日本酒消費量の大幅な減少(この50年で約1/3に)を受け、枡をとりまく環境も年々厳しくなっていたという。今から約20年前に家業をついだ大橋博氏が当時を振り返り「商売はそれなりにやっているのかと思っていたが、あとをつぎ財務資料を見て驚きました。最盛期の半分以下で、売上は5000万円台まで落ち込んでいた」と語る。

大橋氏の奮闘の結果、今期の決算は当時比べ400%ちかくまでV字回復し、年間2億円の売上にも届こうかというところにまできた。

時代の変化に柔軟に対応してきた枡の未来についても大橋氏に聞いてみた。

「大垣が全国シェア80%を誇る産地であると同時に、当社が枡の将来を担うという自負をもって取り組んでいます。
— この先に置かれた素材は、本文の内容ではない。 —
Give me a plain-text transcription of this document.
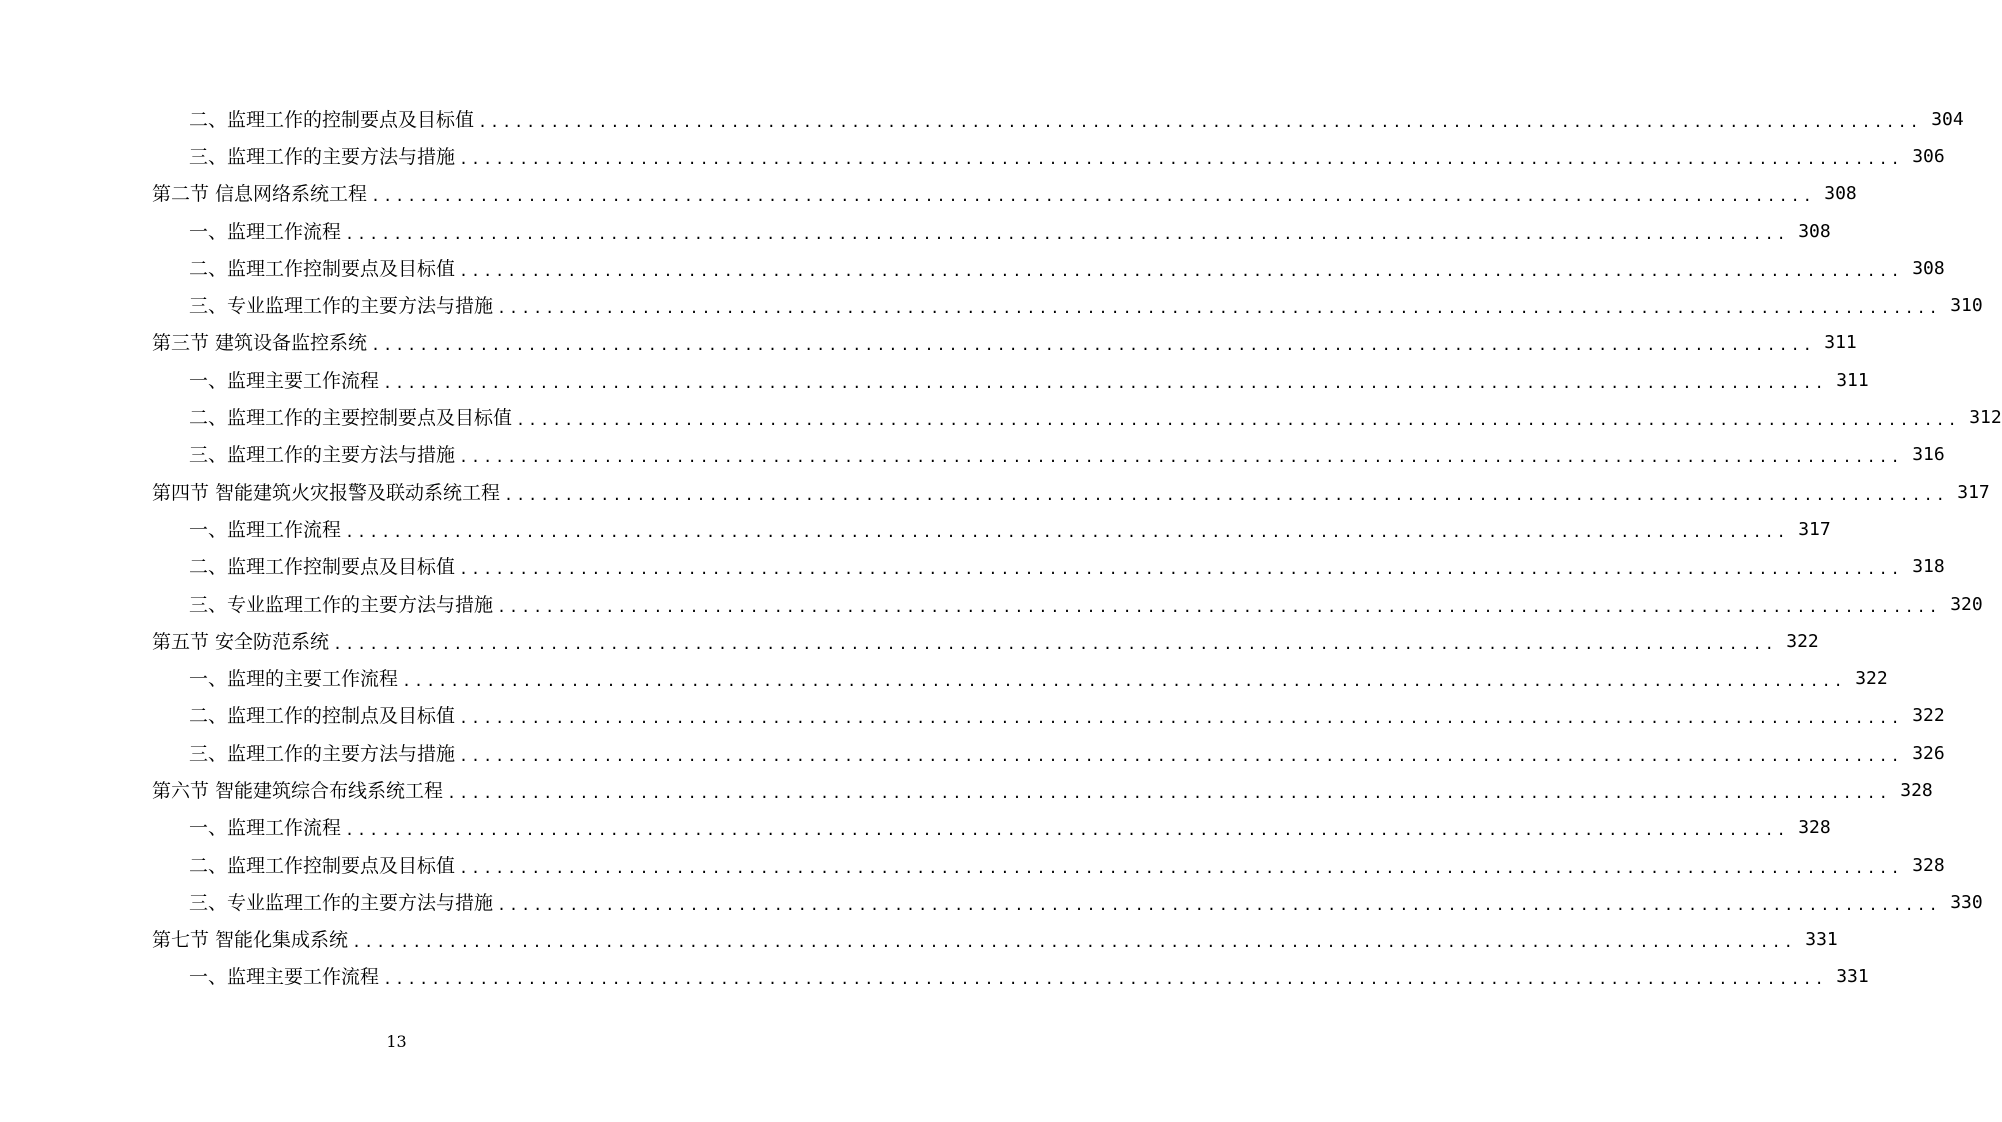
二、监理工作的控制要点及目标值 ........................................................................................................................ 304
三、监理工作的主要方法与措施 ........................................................................................................................ 306
第二节 信息网络系统工程 ........................................................................................................................ 308
一、监理工作流程 ........................................................................................................................ 308
二、监理工作控制要点及目标值 ........................................................................................................................ 308
三、专业监理工作的主要方法与措施 ........................................................................................................................ 310
第三节 建筑设备监控系统 ........................................................................................................................ 311
一、监理主要工作流程 ........................................................................................................................ 311
二、监理工作的主要控制要点及目标值 ........................................................................................................................ 312
三、监理工作的主要方法与措施 ........................................................................................................................ 316
第四节 智能建筑火灾报警及联动系统工程 ........................................................................................................................ 317
一、监理工作流程 ........................................................................................................................ 317
二、监理工作控制要点及目标值 ........................................................................................................................ 318
三、专业监理工作的主要方法与措施 ........................................................................................................................ 320
第五节 安全防范系统 ........................................................................................................................ 322
一、监理的主要工作流程 ........................................................................................................................ 322
二、监理工作的控制点及目标值 ........................................................................................................................ 322
三、监理工作的主要方法与措施 ........................................................................................................................ 326
第六节 智能建筑综合布线系统工程 ........................................................................................................................ 328
一、监理工作流程 ........................................................................................................................ 328
二、监理工作控制要点及目标值 ........................................................................................................................ 328
三、专业监理工作的主要方法与措施 ........................................................................................................................ 330
第七节 智能化集成系统 ........................................................................................................................ 331
一、监理主要工作流程 ........................................................................................................................ 331
13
1300年の枡の歴史の最先端にいる私が、枡を生かすことも、その逆も、という心づもりではいます。海外のライフスタイルの中で枡がカッコいい日本のモノとして普通に使われている光景が、日本人にとって枡の再認識に繋がり、枡の継承や、大垣の枡産業の存続にも貢献できるのでは」と語る。

昨年にはクラウドファンディングを活用し、スマホアプリと連携し光る「光枡」という新商品も開発した。国際情報技術芸術大学院大学・IAMASなどとの協働から生まれた商品だ。

常に挑戦を続ける大橋氏の姿勢が、零細企業・大橋量器をNYで注目の新商品開発やMoMAでの採用につながった。

伝統は革新の連続によって積み重ねられていく。

いかなる衰退産業や、零細企業でも挑戦の先に未来がある。

これからの大橋量器の展開から目が離せない。